I freely admit that it was all my idea.
We’d had the tent for more than a year but had not yet ventured further than the back garden. Our son was itching for adventure, the weather had been settled, it seemed the logical thing to suggest.
I could tell mummy wasn’t quite as keen as me but what’s the point of having a son if you can’t use him for a bit of leverage? (‘Ah it will be a great experience for him’, ‘You wouldn’t want him to miss out when all his friends have already been away camping.’) Soon we were buying sleeping bags out of Decathlon and setting off for the Mournes. (Just a warning for anyone of a nervous disposition; it all goes a bit Blair Witch soon).
The setting at Meelmore Lodge was spectacular. Not so much at the foot of the Mournes as nestling comfortably in its lap like a contented cat.
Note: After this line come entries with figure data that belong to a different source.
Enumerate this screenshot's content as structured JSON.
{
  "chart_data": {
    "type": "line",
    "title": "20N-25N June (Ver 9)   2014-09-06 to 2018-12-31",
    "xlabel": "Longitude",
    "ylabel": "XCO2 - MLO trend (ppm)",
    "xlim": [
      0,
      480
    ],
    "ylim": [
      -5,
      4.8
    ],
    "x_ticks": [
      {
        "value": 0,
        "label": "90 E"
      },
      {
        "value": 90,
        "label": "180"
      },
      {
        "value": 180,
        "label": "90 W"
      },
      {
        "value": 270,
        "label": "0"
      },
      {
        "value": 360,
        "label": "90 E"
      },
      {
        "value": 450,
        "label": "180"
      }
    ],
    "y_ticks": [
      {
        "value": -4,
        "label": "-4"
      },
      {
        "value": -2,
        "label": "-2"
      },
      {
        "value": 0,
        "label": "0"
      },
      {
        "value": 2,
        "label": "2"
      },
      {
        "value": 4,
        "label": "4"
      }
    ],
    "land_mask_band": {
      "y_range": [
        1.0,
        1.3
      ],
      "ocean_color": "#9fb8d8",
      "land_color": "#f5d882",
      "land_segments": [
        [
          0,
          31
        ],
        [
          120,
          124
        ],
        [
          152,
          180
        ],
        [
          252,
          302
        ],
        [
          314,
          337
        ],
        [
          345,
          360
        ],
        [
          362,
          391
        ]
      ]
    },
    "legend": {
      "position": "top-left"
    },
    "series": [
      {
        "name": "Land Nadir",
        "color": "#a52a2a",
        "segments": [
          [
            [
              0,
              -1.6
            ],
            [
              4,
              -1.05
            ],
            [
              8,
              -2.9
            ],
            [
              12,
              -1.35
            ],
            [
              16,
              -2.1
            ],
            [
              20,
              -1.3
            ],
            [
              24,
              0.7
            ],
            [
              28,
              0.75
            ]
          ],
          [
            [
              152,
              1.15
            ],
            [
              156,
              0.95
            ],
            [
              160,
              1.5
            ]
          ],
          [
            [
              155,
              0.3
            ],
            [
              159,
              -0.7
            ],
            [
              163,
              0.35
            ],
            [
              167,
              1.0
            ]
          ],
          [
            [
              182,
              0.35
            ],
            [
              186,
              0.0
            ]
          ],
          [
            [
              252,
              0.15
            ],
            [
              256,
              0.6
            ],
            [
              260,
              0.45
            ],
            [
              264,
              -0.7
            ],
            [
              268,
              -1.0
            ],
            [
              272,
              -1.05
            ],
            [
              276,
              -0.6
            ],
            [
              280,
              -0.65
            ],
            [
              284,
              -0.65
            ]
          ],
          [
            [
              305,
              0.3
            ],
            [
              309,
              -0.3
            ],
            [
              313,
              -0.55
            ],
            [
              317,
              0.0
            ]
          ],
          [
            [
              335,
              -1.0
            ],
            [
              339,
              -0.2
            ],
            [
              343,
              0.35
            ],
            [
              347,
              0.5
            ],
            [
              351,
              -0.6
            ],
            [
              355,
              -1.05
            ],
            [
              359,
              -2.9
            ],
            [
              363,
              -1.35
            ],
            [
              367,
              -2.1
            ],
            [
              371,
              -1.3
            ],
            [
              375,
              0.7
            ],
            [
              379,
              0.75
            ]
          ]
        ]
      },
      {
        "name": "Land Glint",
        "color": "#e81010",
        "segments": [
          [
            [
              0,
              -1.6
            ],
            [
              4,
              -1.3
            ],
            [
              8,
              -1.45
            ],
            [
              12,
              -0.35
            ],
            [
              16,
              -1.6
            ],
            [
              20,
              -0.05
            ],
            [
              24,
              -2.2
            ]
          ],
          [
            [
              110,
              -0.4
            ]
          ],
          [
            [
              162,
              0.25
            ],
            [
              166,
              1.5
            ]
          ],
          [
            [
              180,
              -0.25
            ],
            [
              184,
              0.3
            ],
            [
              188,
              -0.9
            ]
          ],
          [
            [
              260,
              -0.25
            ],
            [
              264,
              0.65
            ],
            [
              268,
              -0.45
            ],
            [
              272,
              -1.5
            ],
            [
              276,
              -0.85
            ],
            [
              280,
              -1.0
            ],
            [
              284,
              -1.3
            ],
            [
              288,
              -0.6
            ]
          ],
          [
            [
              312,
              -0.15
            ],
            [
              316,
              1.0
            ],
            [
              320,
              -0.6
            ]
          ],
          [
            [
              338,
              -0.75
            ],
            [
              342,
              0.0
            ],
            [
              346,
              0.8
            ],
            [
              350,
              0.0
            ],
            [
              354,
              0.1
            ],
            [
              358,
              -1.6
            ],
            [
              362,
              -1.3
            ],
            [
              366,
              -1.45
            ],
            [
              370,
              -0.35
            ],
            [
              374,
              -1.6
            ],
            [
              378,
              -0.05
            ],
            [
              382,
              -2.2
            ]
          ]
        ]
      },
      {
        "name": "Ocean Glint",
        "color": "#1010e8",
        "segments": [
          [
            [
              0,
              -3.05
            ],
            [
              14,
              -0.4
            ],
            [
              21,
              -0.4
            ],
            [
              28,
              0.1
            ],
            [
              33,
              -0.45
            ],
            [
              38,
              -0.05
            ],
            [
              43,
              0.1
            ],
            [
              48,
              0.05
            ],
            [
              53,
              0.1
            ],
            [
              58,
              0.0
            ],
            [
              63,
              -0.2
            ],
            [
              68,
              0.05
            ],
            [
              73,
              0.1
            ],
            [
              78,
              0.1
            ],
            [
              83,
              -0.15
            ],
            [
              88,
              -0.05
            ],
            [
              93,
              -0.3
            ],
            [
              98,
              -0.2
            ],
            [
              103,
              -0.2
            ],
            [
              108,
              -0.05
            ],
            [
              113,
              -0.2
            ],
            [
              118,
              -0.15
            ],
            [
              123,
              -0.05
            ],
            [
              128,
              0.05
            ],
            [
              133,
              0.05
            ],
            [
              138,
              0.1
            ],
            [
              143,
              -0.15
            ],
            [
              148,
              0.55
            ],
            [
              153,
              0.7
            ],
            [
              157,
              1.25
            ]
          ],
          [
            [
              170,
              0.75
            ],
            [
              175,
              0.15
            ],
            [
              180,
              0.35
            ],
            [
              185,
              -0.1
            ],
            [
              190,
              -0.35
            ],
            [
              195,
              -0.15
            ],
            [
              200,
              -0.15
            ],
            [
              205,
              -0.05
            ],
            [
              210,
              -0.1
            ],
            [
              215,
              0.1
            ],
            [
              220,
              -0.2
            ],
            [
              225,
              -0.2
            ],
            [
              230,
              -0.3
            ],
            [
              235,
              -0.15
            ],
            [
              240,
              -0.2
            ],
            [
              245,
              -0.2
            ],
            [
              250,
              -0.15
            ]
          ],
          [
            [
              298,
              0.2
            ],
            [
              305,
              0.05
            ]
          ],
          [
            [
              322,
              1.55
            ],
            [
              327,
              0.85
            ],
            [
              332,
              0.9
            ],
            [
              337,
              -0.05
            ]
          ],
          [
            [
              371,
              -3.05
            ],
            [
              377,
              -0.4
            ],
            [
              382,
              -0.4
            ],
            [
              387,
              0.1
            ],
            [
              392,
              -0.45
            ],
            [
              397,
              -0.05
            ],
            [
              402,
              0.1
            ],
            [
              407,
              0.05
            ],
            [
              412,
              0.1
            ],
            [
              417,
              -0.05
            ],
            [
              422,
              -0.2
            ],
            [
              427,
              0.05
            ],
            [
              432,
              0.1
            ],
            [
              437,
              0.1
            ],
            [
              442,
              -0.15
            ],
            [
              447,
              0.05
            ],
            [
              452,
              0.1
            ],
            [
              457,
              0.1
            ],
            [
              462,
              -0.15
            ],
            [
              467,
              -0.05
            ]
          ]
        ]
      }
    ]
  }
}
I set about pitching the tent, a task I didn’t feel quite comfortable with until it was done. I suppose it’s a male rite of passage thing and as I worked I imagined there were a line of men with long beards peering over a stone wall and shaking their heads in disapproval as I struggled with the poles.
The heat of the sun was making the grass wilt as we took a trip into Newcastle to buy provisions (when you’re camping you say provisions rather than food). Perhaps I was getting a little bit carried away as I blethered on about barbecues, toasting marshmallows over a campfire and counting the stars in what was certain to be a clear black night. I fear I may even have expressed regret that I hadn’t brought along a harmonica.
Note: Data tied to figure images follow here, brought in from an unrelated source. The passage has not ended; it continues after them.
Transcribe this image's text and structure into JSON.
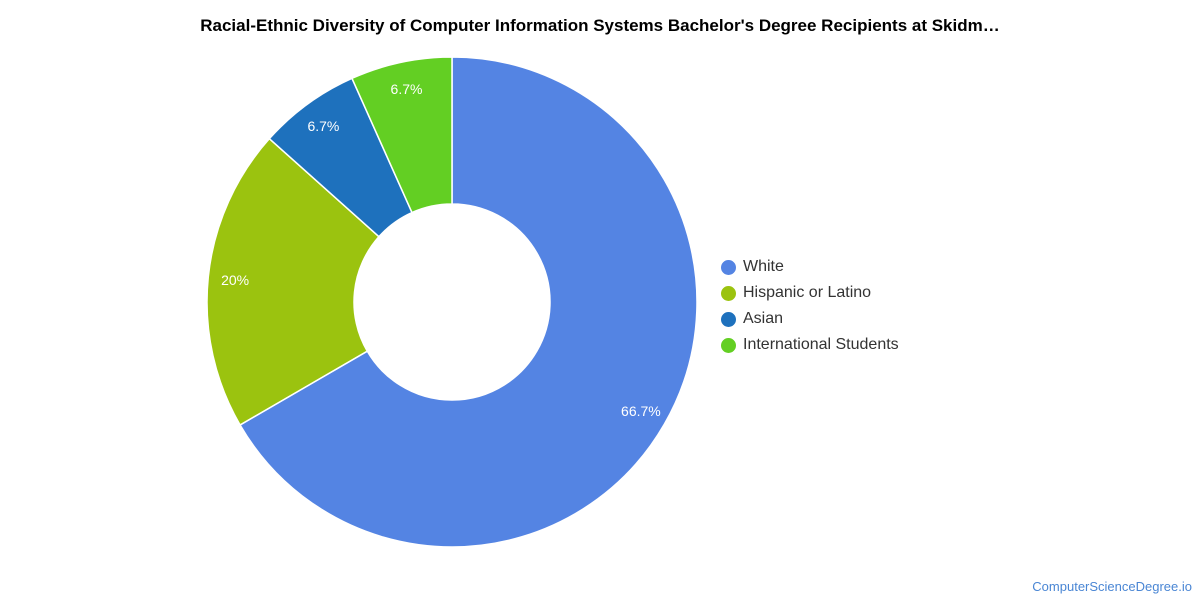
{
  "title": "Racial-Ethnic Diversity of Computer Information Systems Bachelor's Degree Recipients at Skidm…",
  "footer": "ComputerScienceDegree.io",
  "chart_data": {
    "type": "pie",
    "donut": true,
    "legend_position": "right",
    "slices": [
      {
        "label": "White",
        "value": 66.7,
        "display": "66.7%",
        "color": "#5484e3"
      },
      {
        "label": "Hispanic or Latino",
        "value": 20,
        "display": "20%",
        "color": "#9bc30f"
      },
      {
        "label": "Asian",
        "value": 6.7,
        "display": "6.7%",
        "color": "#1e71bd"
      },
      {
        "label": "International Students",
        "value": 6.7,
        "display": "6.7%",
        "color": "#63cf23"
      }
    ]
  }
}
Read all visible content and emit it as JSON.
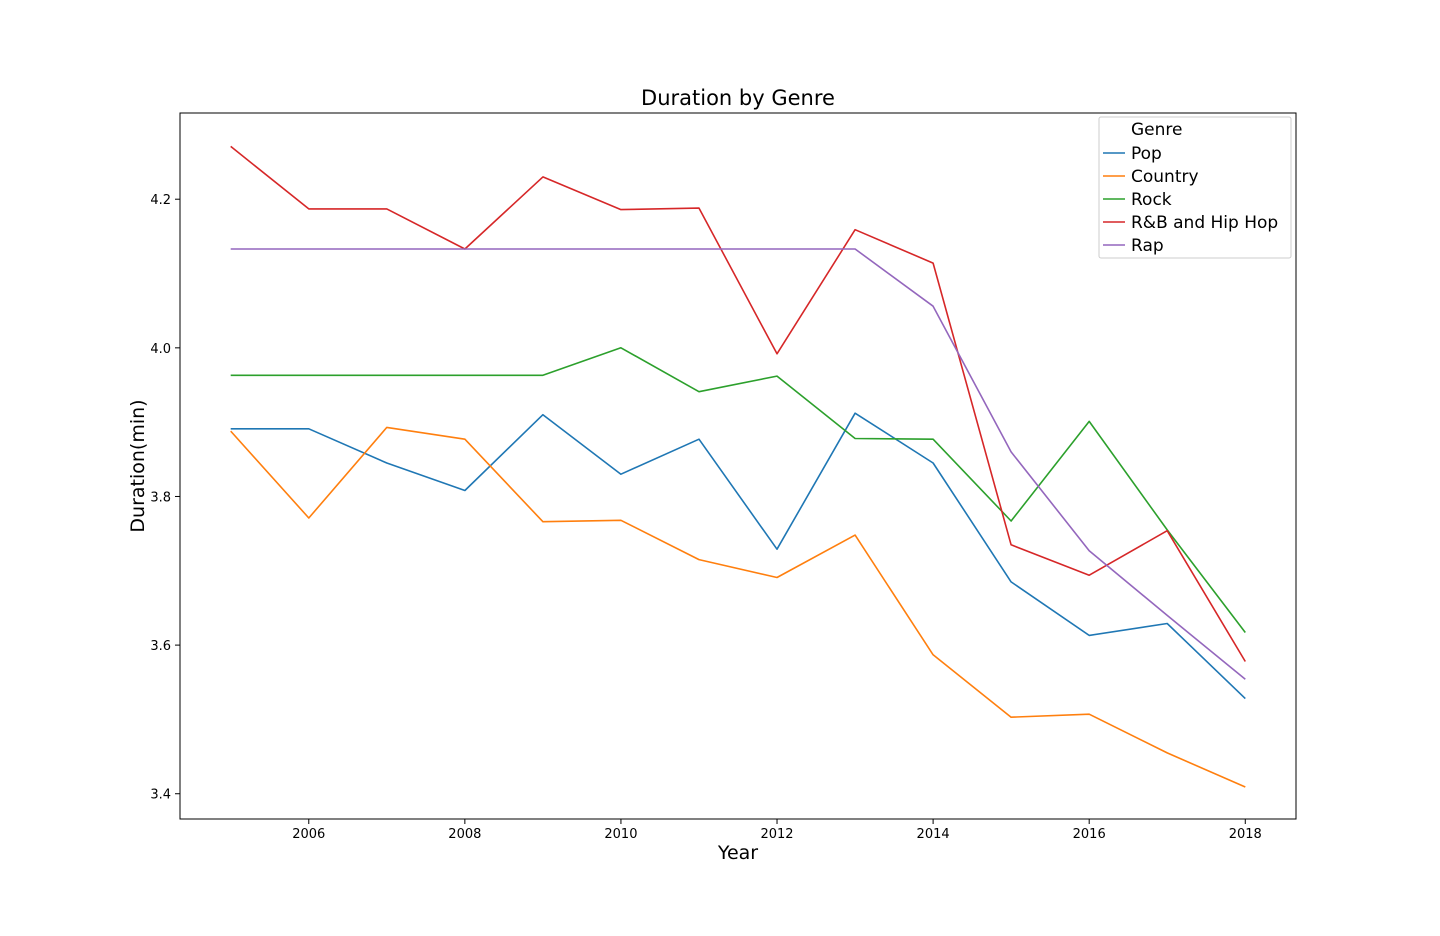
{
  "chart_data": {
    "type": "line",
    "title": "Duration by Genre",
    "xlabel": "Year",
    "ylabel": "Duration(min)",
    "xlim": [
      2004.35,
      2018.65
    ],
    "ylim": [
      3.366,
      4.316
    ],
    "xticks": [
      2006,
      2008,
      2010,
      2012,
      2014,
      2016,
      2018
    ],
    "yticks": [
      3.4,
      3.6,
      3.8,
      4.0,
      4.2
    ],
    "grid": false,
    "legend": {
      "title": "Genre",
      "placement": "top-right"
    },
    "x": [
      2005,
      2006,
      2007,
      2008,
      2009,
      2010,
      2011,
      2012,
      2013,
      2014,
      2015,
      2016,
      2017,
      2018
    ],
    "series": [
      {
        "name": "Pop",
        "color": "#1f77b4",
        "values": [
          3.891,
          3.891,
          3.845,
          3.808,
          3.91,
          3.83,
          3.877,
          3.729,
          3.912,
          3.845,
          3.685,
          3.613,
          3.629,
          3.528
        ]
      },
      {
        "name": "Country",
        "color": "#ff7f0e",
        "values": [
          3.888,
          3.771,
          3.893,
          3.877,
          3.766,
          3.768,
          3.715,
          3.691,
          3.748,
          3.587,
          3.503,
          3.507,
          3.455,
          3.409
        ]
      },
      {
        "name": "Rock",
        "color": "#2ca02c",
        "values": [
          3.963,
          3.963,
          3.963,
          3.963,
          3.963,
          4.0,
          3.941,
          3.962,
          3.878,
          3.877,
          3.767,
          3.901,
          3.755,
          3.617
        ]
      },
      {
        "name": "R&B and Hip Hop",
        "color": "#d62728",
        "values": [
          4.271,
          4.187,
          4.187,
          4.133,
          4.23,
          4.186,
          4.188,
          3.992,
          4.159,
          4.114,
          3.735,
          3.694,
          3.754,
          3.578
        ]
      },
      {
        "name": "Rap",
        "color": "#9467bd",
        "values": [
          4.133,
          4.133,
          4.133,
          4.133,
          4.133,
          4.133,
          4.133,
          4.133,
          4.133,
          4.056,
          3.86,
          3.727,
          3.64,
          3.554
        ]
      }
    ]
  }
}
The first spots of rain caught my face as we left Tesco. No matter, a quick shower keeps the dust down. But by the time we returned to the campsite it was raining with an annoying persistence. Not heavy but steady, the sort of rain which soaks into your bones and saps your optimism.
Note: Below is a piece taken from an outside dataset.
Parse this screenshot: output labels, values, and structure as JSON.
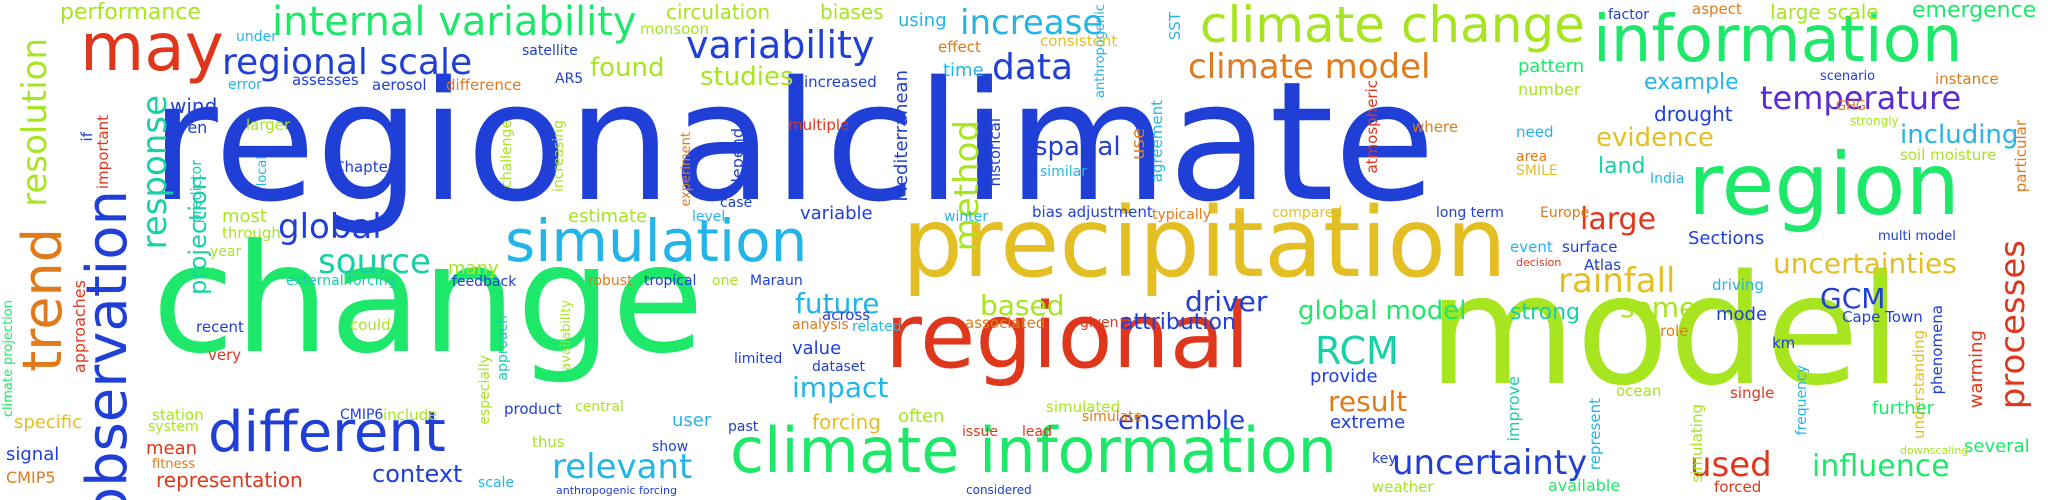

We sat in the car and waited for it to pass. It didn’t.
Soon we realised the barbecue wasn’t going to happen. This meant another trip into Newcastle on a Friday night to try and find a restaurant and enduring the disbelief verging on contempt in the voices of a series of managers as they asked ‘Have you booked?
By the time we finally got back to our tent the sun had given up the fight entirely. We ran from the car only to discover that I had not zipped up the tent properly and part of the interior was now soaking. We huddled inside and climbed into our sleeping bags because…well, because what the heck else was there to do?
We had bought crisps for our son to pacify him for missing out on toasting marshmallows. Somehow the majority of them ended up ground into crumbs inside my sleeping bag stuck to my backside.
The tent which had seemed remarkably capacious earlier in the day now seemed to have shrivelled like my mood as the three of us struggled for space. Our son fell asleep quickly and mummy soon followed, apparently oblivious to the inebriated partying of the group in the adjacent tent.
As they slept they spread out so I found myself being stuffed into the very darkest corner of the now tiny tent, like a rag that plugs a leak. The mats we had bought for comfort seemed to serve no other purpose than to glue themselves to my arms so that every time I moved I painfully lost another layer of skin. My damp sweaty face was forced against the side of the tent like an unfortunate insect caught in fly-paper.
And so it was. I lay like that for hours, sleep a distant notion. The taunting tiny fingers of the rain tapping incessantly on the canvas roof. Comfort could not be found. I developed a nagging pain in my hip. The solitary stone in the whole field seemed to be located directly under my body. No matter where I moved the stone followed.
It was about midnight when the wind began, its force making the tent seem more puny than ever. The best description of the experience I can offer is this. Imagine you have been shrunk and placed inside a tennis ball which is then used in a ferocious rally between Roger Federer and Rafael Nadal.
For some time, hours I suppose, I had been aware of the need to pee. I kept trying to banish it from my mind, the processes just seemed too daunting to even consider. But nature would not be denied and sometime between nighttime and morning I found myself wriggling madly to extricate myself from the sleeping bag and then unzipping the tent and stepping out into a terrifying blanket of blackness. I stumbled about blindly in the field, the long wet grass clinging to my bare feet. I knew there was a toilet block somewhere but I soon gave up on finding it and lowered my ambitions to just not stumbling off the edge of a cliff. I found what seemed to be a hedge and relieved myself. I sincerely hope it actually was a hedge and not another camper’s tent. I retraced my footsteps, soaking wet, miserable and feeling acutely sorry for myself.
I think I managed to get a couple of hours of sleep before my son shook me awake at the first sign of light. He was excited and full of energy as he always is in the morning. He jumped up and down on me. ‘Daddy, daddy, when can we go camping again?’